Los audios también revelan un delito por parte del exsecretario de Marina Ojeda Durán, porque en la conversación presenta dos opciones de abordaje, que se resumen en la siguiente oración: “O destapamos todo esto y me vale madre a mí quién caiga, porque yo no estoy metido en eso; o tratamos de cerrarlo aquí nosotros con el cambio de toda esta bola de cabrones, mandarlos a otros lugares”. Es decir, mientras en el primer escenario se persigue a los responsables para que asuman las consecuencias de sus actos, en el segundo se ignoran sus delitos y se les manda a otro lugar. Eso se llama encubrimiento, porque los funcionarios que tienen conocimiento de un delito están obligados a denunciarlo.

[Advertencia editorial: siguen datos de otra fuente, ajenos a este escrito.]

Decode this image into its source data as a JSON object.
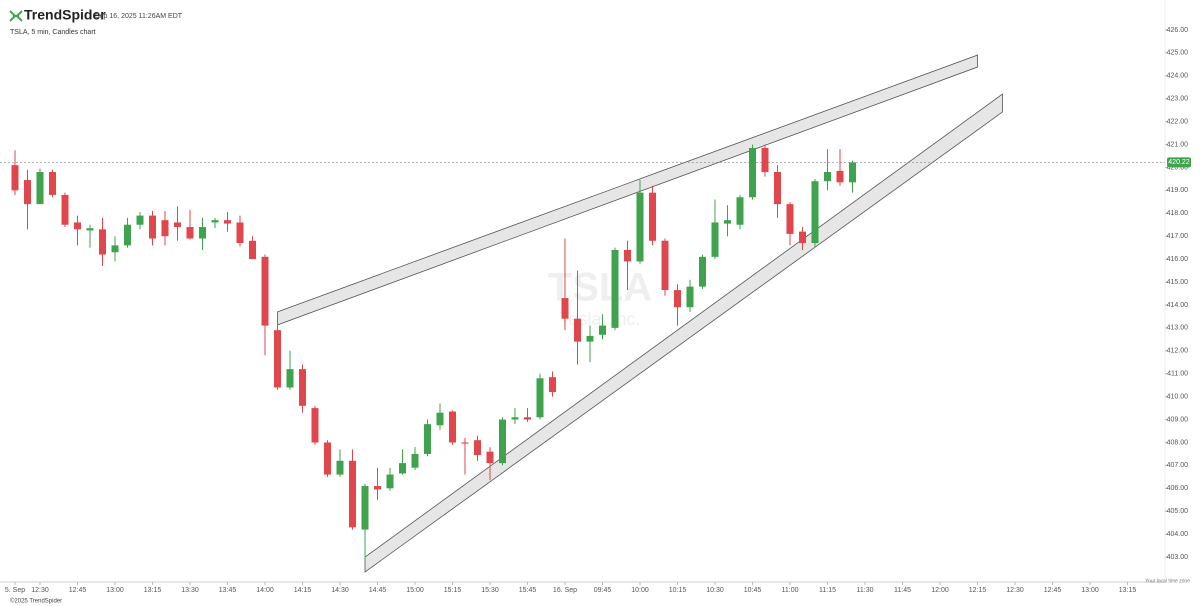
{
  "header": {
    "brand": "TrendSpider",
    "timestamp": "Sep 16, 2025 11:26AM EDT",
    "subtitle": "TSLA, 5 min, Candles chart"
  },
  "chart_data": {
    "type": "candlestick",
    "up_color": "#3fa34d",
    "down_color": "#e0474c",
    "open": [
      420.1,
      419.45,
      418.4,
      419.8,
      418.8,
      417.6,
      417.25,
      417.3,
      416.3,
      416.6,
      417.5,
      417.9,
      417.7,
      417.6,
      417.4,
      416.9,
      417.6,
      417.7,
      417.6,
      416.8,
      416.1,
      412.9,
      410.4,
      411.2,
      409.5,
      408.0,
      406.6,
      407.2,
      404.2,
      406.1,
      406.0,
      406.65,
      406.9,
      407.5,
      408.75,
      409.35,
      408.0,
      408.1,
      407.6,
      407.1,
      409.0,
      409.1,
      409.1,
      410.85,
      414.3,
      413.4,
      412.4,
      412.7,
      413.0,
      416.4,
      415.9,
      418.9,
      416.8,
      414.65,
      413.9,
      414.8,
      416.1,
      417.55,
      417.5,
      418.7,
      420.85,
      419.8,
      418.4,
      417.2,
      416.7,
      419.4,
      419.85,
      419.35
    ],
    "high": [
      420.75,
      419.9,
      419.95,
      419.9,
      418.9,
      417.9,
      417.5,
      417.8,
      417.0,
      417.8,
      418.05,
      418.1,
      418.1,
      418.3,
      418.15,
      417.8,
      417.8,
      418.05,
      417.9,
      417.0,
      416.2,
      413.3,
      412.0,
      411.4,
      409.6,
      408.1,
      407.7,
      407.7,
      406.2,
      406.9,
      406.9,
      407.7,
      407.8,
      409.0,
      409.7,
      409.4,
      408.2,
      408.3,
      407.8,
      409.1,
      409.5,
      409.5,
      411.0,
      411.1,
      416.9,
      415.5,
      413.1,
      413.6,
      416.5,
      416.8,
      419.45,
      419.2,
      416.9,
      414.9,
      415.1,
      416.2,
      418.6,
      418.35,
      418.8,
      421.0,
      421.0,
      420.1,
      418.5,
      417.4,
      419.5,
      420.8,
      420.8,
      420.3
    ],
    "low": [
      418.8,
      417.3,
      418.4,
      418.7,
      417.4,
      416.6,
      416.5,
      415.7,
      415.9,
      416.5,
      417.3,
      416.6,
      416.6,
      416.8,
      416.85,
      416.4,
      417.35,
      417.2,
      416.55,
      416.0,
      411.8,
      410.3,
      410.3,
      409.3,
      407.9,
      406.5,
      406.5,
      404.2,
      402.9,
      405.5,
      405.9,
      406.6,
      406.8,
      407.4,
      408.55,
      407.9,
      406.6,
      407.2,
      406.35,
      407.0,
      408.8,
      408.9,
      409.0,
      410.0,
      412.9,
      411.4,
      411.5,
      412.5,
      412.9,
      414.65,
      415.8,
      416.6,
      414.4,
      413.1,
      413.7,
      414.7,
      416.0,
      417.0,
      417.3,
      418.6,
      419.6,
      417.8,
      416.6,
      416.4,
      416.5,
      419.0,
      419.2,
      418.9
    ],
    "close": [
      419.0,
      418.4,
      419.8,
      418.8,
      417.5,
      417.3,
      417.35,
      416.2,
      416.6,
      417.5,
      417.9,
      416.9,
      417.0,
      417.4,
      416.9,
      417.4,
      417.7,
      417.55,
      416.7,
      416.0,
      413.1,
      410.4,
      411.2,
      409.6,
      408.0,
      406.6,
      407.2,
      404.3,
      406.1,
      405.95,
      406.6,
      407.1,
      407.5,
      408.8,
      409.3,
      408.0,
      407.95,
      407.45,
      407.1,
      409.0,
      409.1,
      409.0,
      410.8,
      410.2,
      413.4,
      412.4,
      412.65,
      413.1,
      416.4,
      415.9,
      418.9,
      416.8,
      414.65,
      413.9,
      414.8,
      416.1,
      417.6,
      417.7,
      418.7,
      420.85,
      419.8,
      418.4,
      417.1,
      416.7,
      419.4,
      419.8,
      419.35,
      420.22
    ],
    "xlim": [
      -1.2,
      92
    ],
    "xticks": [
      {
        "value": 0,
        "label": "5. Sep"
      },
      {
        "value": 2,
        "label": "12:30"
      },
      {
        "value": 5,
        "label": "12:45"
      },
      {
        "value": 8,
        "label": "13:00"
      },
      {
        "value": 11,
        "label": "13:15"
      },
      {
        "value": 14,
        "label": "13:30"
      },
      {
        "value": 17,
        "label": "13:45"
      },
      {
        "value": 20,
        "label": "14:00"
      },
      {
        "value": 23,
        "label": "14:15"
      },
      {
        "value": 26,
        "label": "14:30"
      },
      {
        "value": 29,
        "label": "14:45"
      },
      {
        "value": 32,
        "label": "15:00"
      },
      {
        "value": 35,
        "label": "15:15"
      },
      {
        "value": 38,
        "label": "15:30"
      },
      {
        "value": 41,
        "label": "15:45"
      },
      {
        "value": 44,
        "label": "16. Sep"
      },
      {
        "value": 47,
        "label": "09:45"
      },
      {
        "value": 50,
        "label": "10:00"
      },
      {
        "value": 53,
        "label": "10:15"
      },
      {
        "value": 56,
        "label": "10:30"
      },
      {
        "value": 59,
        "label": "10:45"
      },
      {
        "value": 62,
        "label": "11:00"
      },
      {
        "value": 65,
        "label": "11:15"
      },
      {
        "value": 68,
        "label": "11:30"
      },
      {
        "value": 71,
        "label": "11:45"
      },
      {
        "value": 74,
        "label": "12:00"
      },
      {
        "value": 77,
        "label": "12:15"
      },
      {
        "value": 80,
        "label": "12:30"
      },
      {
        "value": 83,
        "label": "12:45"
      },
      {
        "value": 86,
        "label": "13:00"
      },
      {
        "value": 89,
        "label": "13:15"
      }
    ],
    "ylim": [
      402,
      427
    ],
    "yticks": [
      {
        "value": 403,
        "label": "403.00"
      },
      {
        "value": 404,
        "label": "404.00"
      },
      {
        "value": 405,
        "label": "405.00"
      },
      {
        "value": 406,
        "label": "406.00"
      },
      {
        "value": 407,
        "label": "407.00"
      },
      {
        "value": 408,
        "label": "408.00"
      },
      {
        "value": 409,
        "label": "409.00"
      },
      {
        "value": 410,
        "label": "410.00"
      },
      {
        "value": 411,
        "label": "411.00"
      },
      {
        "value": 412,
        "label": "412.00"
      },
      {
        "value": 413,
        "label": "413.00"
      },
      {
        "value": 414,
        "label": "414.00"
      },
      {
        "value": 415,
        "label": "415.00"
      },
      {
        "value": 416,
        "label": "416.00"
      },
      {
        "value": 417,
        "label": "417.00"
      },
      {
        "value": 418,
        "label": "418.00"
      },
      {
        "value": 419,
        "label": "419.00"
      },
      {
        "value": 420,
        "label": "420.00"
      },
      {
        "value": 421,
        "label": "421.00"
      },
      {
        "value": 422,
        "label": "422.00"
      },
      {
        "value": 423,
        "label": "423.00"
      },
      {
        "value": 424,
        "label": "424.00"
      },
      {
        "value": 425,
        "label": "425.00"
      },
      {
        "value": 426,
        "label": "426.00"
      }
    ],
    "last_price": 420.22,
    "channels": [
      {
        "x": [
          21,
          77
        ],
        "top": [
          413.7,
          424.9
        ],
        "bottom": [
          413.13,
          424.38
        ]
      },
      {
        "x": [
          28,
          79
        ],
        "top": [
          403.0,
          423.2
        ],
        "bottom": [
          402.35,
          422.42
        ]
      }
    ],
    "watermark": {
      "symbol": "TSLA",
      "name": "Tesla, Inc."
    },
    "timezone_note": "Your local time zone",
    "footer": "©2025 TrendSpider"
  }
}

El secretario Ojeda Durán no hizo denuncia alguna, a pesar de que Fernando Guerrero hizo de su conocimiento posibles hechos de corrupción, tampoco inició una investigación interna, sino que optó por el segundo camino, cambió de adscripción a algunos involucrados y a otros ni siquiera los movió.

Por tanto, se puede decir que hubo un proceso de encubrimiento. Y a pesar de que Claudia Sheinbaum afirmó en la conferencia mañanera del miércoles 18 de febrero que el Rafael Ojeda no está siendo investigado por huachicol, debería ser investigado por faltar a sus responsabilidades al no denunciar una red de corrupción de la que tuvo conocimiento y que no hizo nada por pararla.

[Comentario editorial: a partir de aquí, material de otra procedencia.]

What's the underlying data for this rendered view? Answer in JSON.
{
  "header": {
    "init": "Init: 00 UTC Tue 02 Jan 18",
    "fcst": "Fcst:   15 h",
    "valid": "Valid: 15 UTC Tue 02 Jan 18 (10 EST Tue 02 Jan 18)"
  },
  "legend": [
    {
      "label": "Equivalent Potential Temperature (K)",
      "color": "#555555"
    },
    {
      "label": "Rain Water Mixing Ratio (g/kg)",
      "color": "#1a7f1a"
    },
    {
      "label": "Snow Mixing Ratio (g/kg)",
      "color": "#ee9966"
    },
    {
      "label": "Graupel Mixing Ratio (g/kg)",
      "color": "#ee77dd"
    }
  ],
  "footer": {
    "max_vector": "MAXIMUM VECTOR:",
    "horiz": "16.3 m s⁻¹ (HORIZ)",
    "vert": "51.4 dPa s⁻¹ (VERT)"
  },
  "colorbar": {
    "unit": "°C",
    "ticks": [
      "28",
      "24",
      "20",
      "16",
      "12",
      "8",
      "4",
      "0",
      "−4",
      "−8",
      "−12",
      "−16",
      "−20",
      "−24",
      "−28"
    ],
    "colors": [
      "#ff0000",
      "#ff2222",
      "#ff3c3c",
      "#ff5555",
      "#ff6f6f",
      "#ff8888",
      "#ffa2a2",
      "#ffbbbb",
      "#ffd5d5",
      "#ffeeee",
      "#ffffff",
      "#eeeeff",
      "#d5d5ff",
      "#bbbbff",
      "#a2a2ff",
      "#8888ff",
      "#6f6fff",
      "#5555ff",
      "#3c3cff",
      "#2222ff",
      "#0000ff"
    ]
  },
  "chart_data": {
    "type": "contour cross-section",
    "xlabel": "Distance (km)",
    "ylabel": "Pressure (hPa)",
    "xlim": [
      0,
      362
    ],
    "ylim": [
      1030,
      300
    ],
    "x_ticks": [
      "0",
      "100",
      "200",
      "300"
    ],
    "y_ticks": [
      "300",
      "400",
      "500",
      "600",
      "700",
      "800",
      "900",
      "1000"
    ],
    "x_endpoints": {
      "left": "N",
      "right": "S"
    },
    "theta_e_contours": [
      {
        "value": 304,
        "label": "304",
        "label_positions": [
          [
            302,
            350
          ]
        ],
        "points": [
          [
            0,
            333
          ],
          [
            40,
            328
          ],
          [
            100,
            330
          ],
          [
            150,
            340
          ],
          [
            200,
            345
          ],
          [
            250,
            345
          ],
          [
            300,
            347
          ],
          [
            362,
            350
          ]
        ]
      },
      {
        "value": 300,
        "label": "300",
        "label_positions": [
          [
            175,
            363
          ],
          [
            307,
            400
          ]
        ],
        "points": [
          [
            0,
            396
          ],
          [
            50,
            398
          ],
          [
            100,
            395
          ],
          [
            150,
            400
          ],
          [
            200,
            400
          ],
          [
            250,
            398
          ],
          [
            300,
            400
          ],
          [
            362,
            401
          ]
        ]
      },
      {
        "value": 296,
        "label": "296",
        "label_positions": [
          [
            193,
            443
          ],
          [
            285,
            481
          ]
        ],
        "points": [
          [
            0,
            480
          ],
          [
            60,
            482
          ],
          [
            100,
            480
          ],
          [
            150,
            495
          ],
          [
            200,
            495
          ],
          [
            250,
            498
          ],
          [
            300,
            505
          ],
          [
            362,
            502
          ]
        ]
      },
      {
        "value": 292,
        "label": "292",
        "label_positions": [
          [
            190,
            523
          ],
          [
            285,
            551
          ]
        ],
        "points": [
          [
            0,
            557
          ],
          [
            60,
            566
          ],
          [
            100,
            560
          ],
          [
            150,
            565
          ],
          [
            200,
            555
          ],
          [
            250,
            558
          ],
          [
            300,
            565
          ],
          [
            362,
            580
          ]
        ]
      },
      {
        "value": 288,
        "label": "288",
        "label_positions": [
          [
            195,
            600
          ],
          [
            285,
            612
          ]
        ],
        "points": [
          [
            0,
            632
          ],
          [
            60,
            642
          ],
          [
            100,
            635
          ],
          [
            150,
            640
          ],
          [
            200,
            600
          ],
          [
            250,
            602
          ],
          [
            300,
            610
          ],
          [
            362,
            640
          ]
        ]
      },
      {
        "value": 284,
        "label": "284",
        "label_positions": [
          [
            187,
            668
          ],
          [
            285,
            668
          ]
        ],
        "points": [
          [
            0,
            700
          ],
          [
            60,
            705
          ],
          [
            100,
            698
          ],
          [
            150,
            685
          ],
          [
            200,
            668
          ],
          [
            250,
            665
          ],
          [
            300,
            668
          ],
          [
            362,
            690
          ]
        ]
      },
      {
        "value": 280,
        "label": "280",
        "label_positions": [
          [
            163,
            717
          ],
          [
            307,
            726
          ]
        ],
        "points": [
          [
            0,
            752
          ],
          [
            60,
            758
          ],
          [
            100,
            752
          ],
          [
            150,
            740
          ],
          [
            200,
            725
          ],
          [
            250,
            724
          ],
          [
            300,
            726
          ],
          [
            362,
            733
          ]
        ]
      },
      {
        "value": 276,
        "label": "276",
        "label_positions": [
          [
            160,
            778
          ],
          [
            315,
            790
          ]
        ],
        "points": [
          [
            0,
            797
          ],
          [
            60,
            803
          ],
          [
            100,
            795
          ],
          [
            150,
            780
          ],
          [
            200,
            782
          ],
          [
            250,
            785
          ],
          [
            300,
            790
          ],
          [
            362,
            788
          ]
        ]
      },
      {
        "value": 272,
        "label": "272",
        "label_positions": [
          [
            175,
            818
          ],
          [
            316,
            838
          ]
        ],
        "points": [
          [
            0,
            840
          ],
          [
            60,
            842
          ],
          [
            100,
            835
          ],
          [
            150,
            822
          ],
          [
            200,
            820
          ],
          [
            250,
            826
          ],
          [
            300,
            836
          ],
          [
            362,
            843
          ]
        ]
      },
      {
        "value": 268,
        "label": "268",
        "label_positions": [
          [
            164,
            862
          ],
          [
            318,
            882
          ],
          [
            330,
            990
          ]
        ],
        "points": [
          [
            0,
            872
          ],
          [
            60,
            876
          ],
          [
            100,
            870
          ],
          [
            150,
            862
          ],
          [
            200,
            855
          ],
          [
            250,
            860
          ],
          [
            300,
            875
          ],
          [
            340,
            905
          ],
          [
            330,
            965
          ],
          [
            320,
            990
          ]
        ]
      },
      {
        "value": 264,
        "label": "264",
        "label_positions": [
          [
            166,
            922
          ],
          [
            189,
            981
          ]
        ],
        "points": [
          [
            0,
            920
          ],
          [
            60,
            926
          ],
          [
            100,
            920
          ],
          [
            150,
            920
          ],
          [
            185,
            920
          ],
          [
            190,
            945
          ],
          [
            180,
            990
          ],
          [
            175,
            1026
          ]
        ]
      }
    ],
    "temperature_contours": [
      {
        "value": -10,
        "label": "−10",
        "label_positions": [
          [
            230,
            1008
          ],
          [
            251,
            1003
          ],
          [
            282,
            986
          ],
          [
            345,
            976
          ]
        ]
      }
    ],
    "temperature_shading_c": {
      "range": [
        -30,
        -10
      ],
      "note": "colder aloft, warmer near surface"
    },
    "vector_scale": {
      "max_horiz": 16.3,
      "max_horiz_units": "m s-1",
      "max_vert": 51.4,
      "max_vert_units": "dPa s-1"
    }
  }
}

Incluso dentro de las investigaciones sobre el asesinato de Fernando Guerrero tendría que haber una línea de investigación en torno a Rafael Ojeda, ya que si bien no existen elementos que señalen su participación en el asesinato, lo correcto es que sean investigadas todas las personas que podrían tener potencialmente algún tipo de participación, aunque más adelante se les descarte por falta de pruebas.

Lo que no se puede negar es que Rafael Ojeda es uno de los responsables del peor descrédito que ha tenido la Marina en su historia y merece ser dado de baja de forma no honrosa de las fuerzas armadas, además de ser sancionado por sus omisiones. De lo contrario, el daño a la institución será mayor porque se percibirá como un encubrimiento del encubrimiento, generando mayor desconfianza en la Marina.

Siempre se habla de limpiar la casa y no proteger a nadie, pues bueno, aquí hay un caso claro en donde se puede poner el ejemplo de que nadie es intocable en este país. Si no se actúa en contra del funcionario, quedará la sensación de que los militares de alto rango pueden hacer cosas indebidas sin que les pase nada, lo cual enviaría un mensaje contraproducente de impunidad a los ciudadanos que deseamos un México con justicia y seguridad.